30B Model for Cloud Applications

MiLM2-30B is Xiaomi’s most cutting-edge cloud-based AI model, oriented to perform high-load tasks in even more challenging environments. It has outstanding multitasking processing performance, excellent instruction compliance, profound analysis, and complex application scenarios. Also, for more complex applications, such as Xiaomi’s HyperOS, smart customer service, and the intelligent cockpit in Xiaomi vehicles.

Real-World Applications: Xiaomi’s “Full Ecosystem for People, Cars, and Homes”

Its encompassing series will be very important in a strategy termed “Full Ecosystem for People, Cars, and Homes.” An interconnected, AI-driven experience-MiLM2-will design a way of life for people using Xiaomi high-tech gadgets, starting from smartphones and smart home appliances to cars. Example scenarios might well include:

In Xiaomi Cars: The MiLM2 improves real-time navigation, language translation, and even conversations to make the experience inside the car really comfortable.
In Smart Homes: MiLM2 enhances the IoT devices’ control by facilitating more intuitive voice commands and adapting to the user’s preference responses. In-Mobile: empowering Xiaomi’s Xiaoai assistant with MiLM2 for better claims to execute and contextual understanding of conversation, which became absolutely crucial for making smartphones smarter and the experience even more personal.

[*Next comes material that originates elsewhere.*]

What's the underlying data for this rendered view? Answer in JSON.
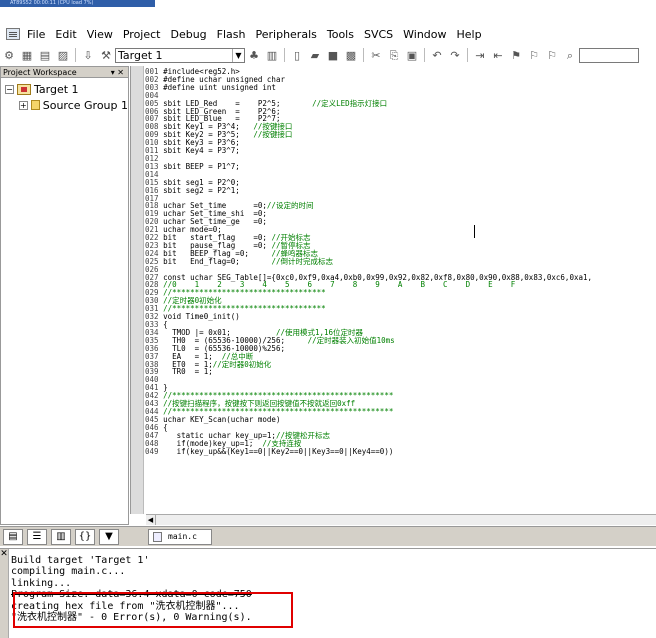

The launch of MiLM2 is a very important milestone in Xiaomi’s AI journey. The second generation makes MiLM2 closer to realizing its vision: seamless interconnectivity throughout an intelligent ecosystem, which caters to all walks of life. Positioning MiLM2 for a broader and much stronger parameter set, inference capability, and model deployment will continue setting new standards for consumer electronics AI. Therefore, MiLM2 will be one of the grounds for further development in the field of artificial intelligence since Xiaomi proceeds with its strategy aimed at the radical creation of a super-intelligent ecosystem where people, automobiles, and homes will be organically integrated. MiLM2 opens another decade of smart life and confirms that Xiaomi does not stop in its development to move the frames of AI technology.